Erhaltungssatzung allein begründet kein Vorkaufsrecht

Dr. Christian Braun

Erhaltungsgebiete sollen u. a. steigende Mieten verhindern. Zur Absicherung dieses Ziels mussten Käufer umfangreiche Verpflichtungen eingehen, um die Ausübung eines Vorkaufsrechts zu verhindern.

21.01.2022 | Öffentliches Recht

Erhaltungssatzung allein begründet kein Vorkaufsrecht

Im Geltungsbereich einer Erhaltungssatzung besteht gem. § 24 Abs. 1 Satz 1 Nr. 4 BauGB grundsätzlich ein gemeindliches Vorkaufsrecht. Die Ausübung des Vorkaufsrechts ist jedoch gem. § 26 Nr. 4 BauGB ausgeschlossen, wenn das Grundstück entsprechend deren Zielen bebaut und genutzt wird und keine Missstände oder Mängel im Sinne des § 177 Abs. 2 und Abs. 3 Satz 1 BauGB („ungesunde Wohnverhältnisse“) aufweist.

Die Instanzgerichte haben hierzu bisher ganz überwiegend vertreten, dass der Ausschlusstatbestand des § 26 Nr. 4 BauGB nicht greift, wenn erhaltungswidrige Entwicklungen zu befürchten seien. Dies wurde in Ballungsräumen mit hohem Kauf- und Mietniveau wiederum in der Regel unterstellt; insbesondere, wenn sich der Käufer geweigert hat, eine von der Stadt geforderte Abwendungserklärung zu unterzeichnen. In der Abwendungserklärung wurde in der Regel u. a. gefordert, dass keine WEG-Teilung erfolgt und keine Luxussanierung durchgeführt wird.

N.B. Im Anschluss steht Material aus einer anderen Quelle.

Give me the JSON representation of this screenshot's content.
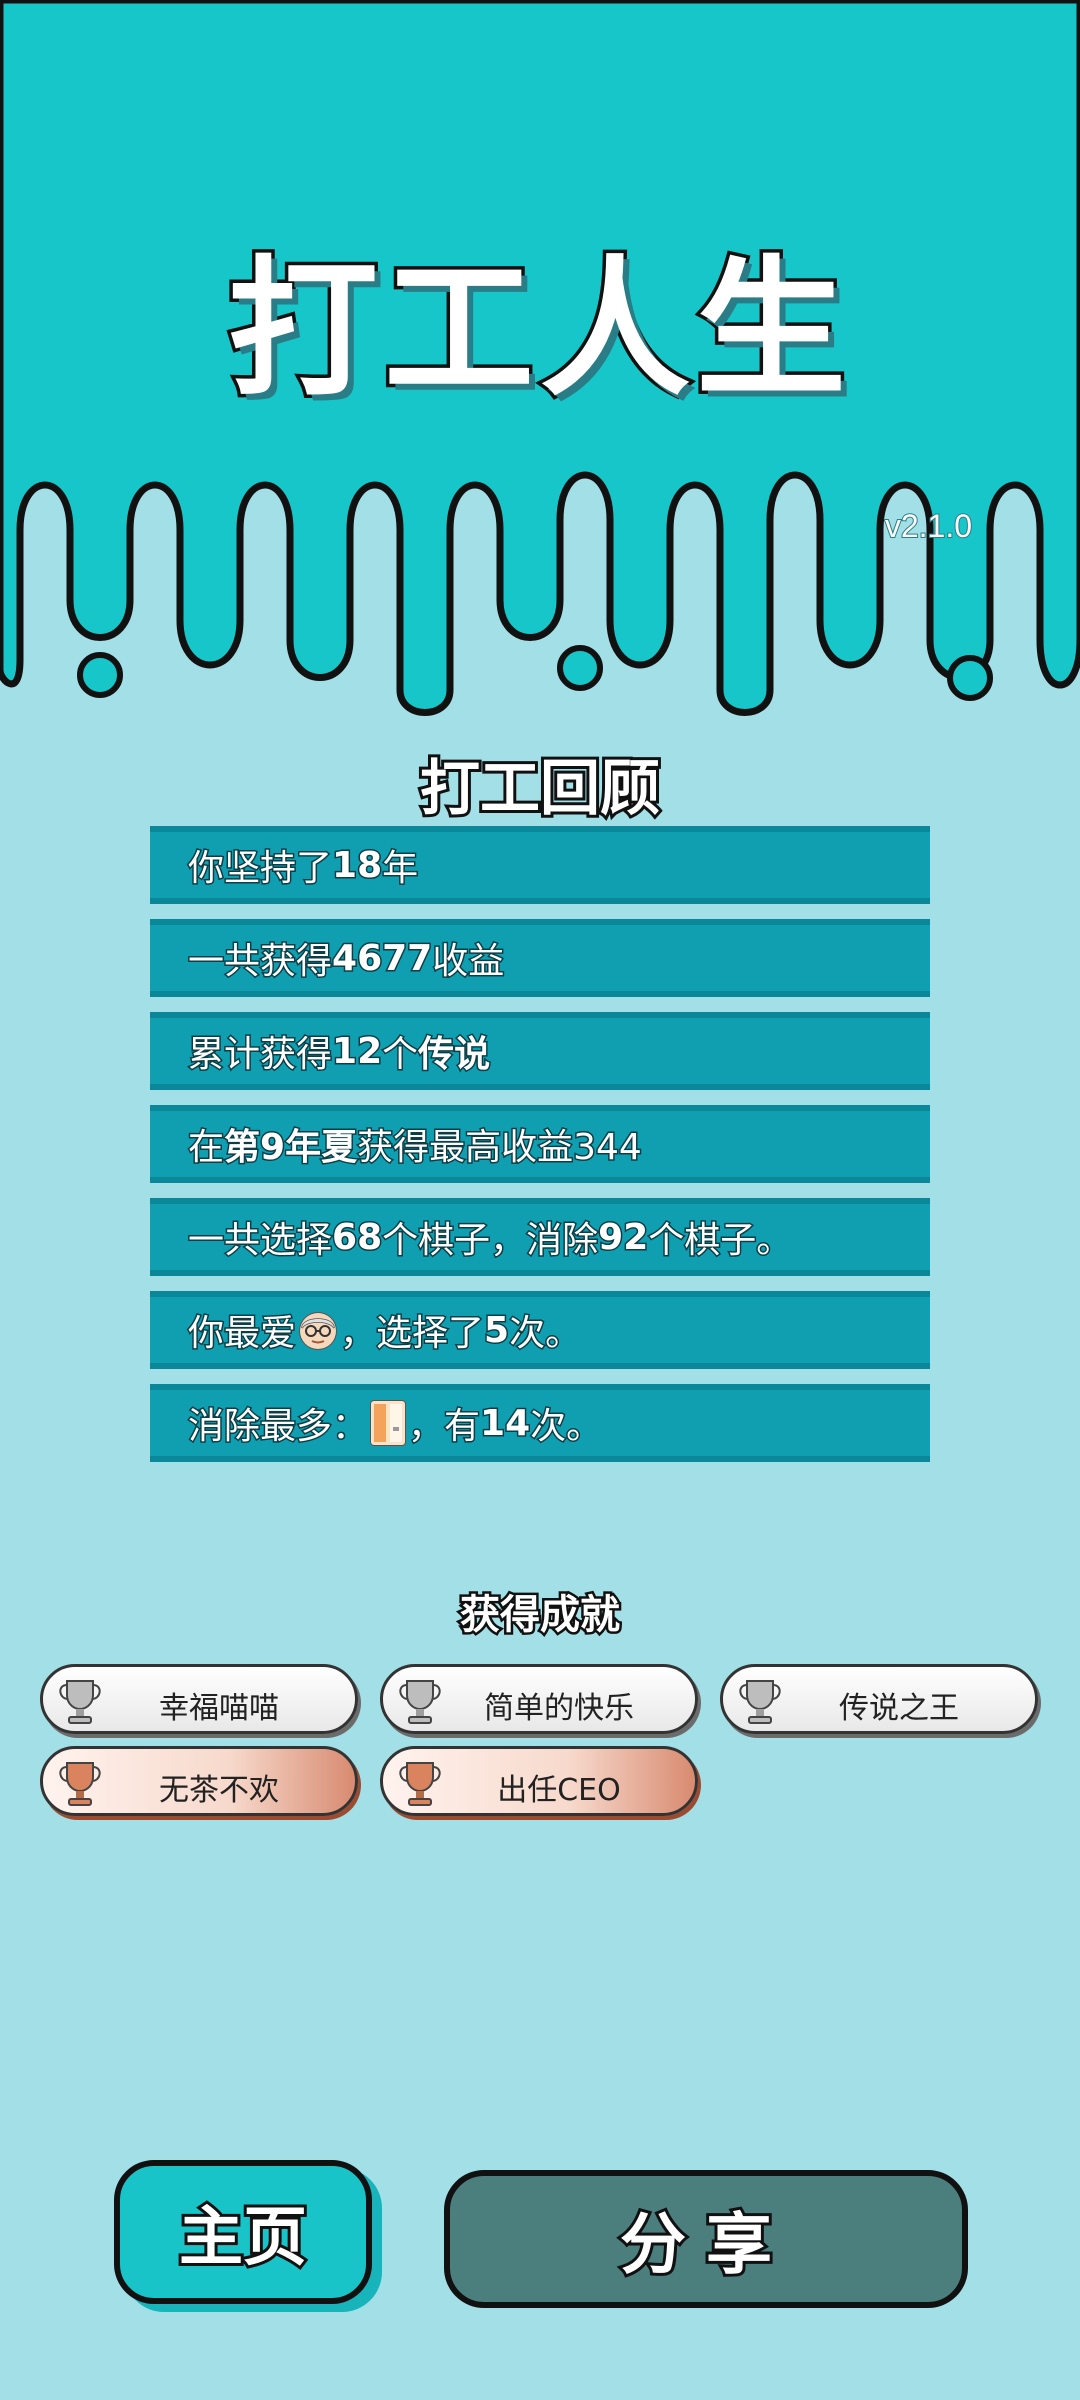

Berechtigung zur Ausübung eines Vorkaufsrechts

Das Bundesverwaltungsgericht (Urteil vom 09.11.2021, Az.: 4 C 1.20) hat nunmehr festgestellt, dass die Ausübung eines gemeindlichen Vorkaufsrechts mit dem bloßen Verweis auf die Lage in einem Erhaltungssatzungsgebiet ausgeschlossen ist, wenn das Kaufgrundstück entsprechend den Zielen und Zwecken der Erhaltungssatzung bebaut ist und genutzt wird. Dabei kommt es lediglich auf die tatsächlichen Verhältnisse zum Zeitpunkt der angedachten Ausübung des Vorkaufsrechts an. Befürchtete künftige Entwicklungen sind auszublenden. Im Geltungsbereich einer Erhaltungssatzung kann das Vorkaufsrecht daher mit Verweis auf die Erhaltungssatzung nur ausgeübt werden, soweit die zum Kauf stehende bauliche Anlage Missstände oder Mängel im Sinne des § 177 Abs. 2 S. 1 und 3 BauGB aufweist.

Die Berechtigung der Städte zur Ausübung eines Vorkaufsrechts wird durch die Entscheidung in erheblichem Umfang beschränkt. Weiter könnten auch in der Vergangenheit abgeschlossene Abwendungserklärungen als unwirksam einzustufen sein.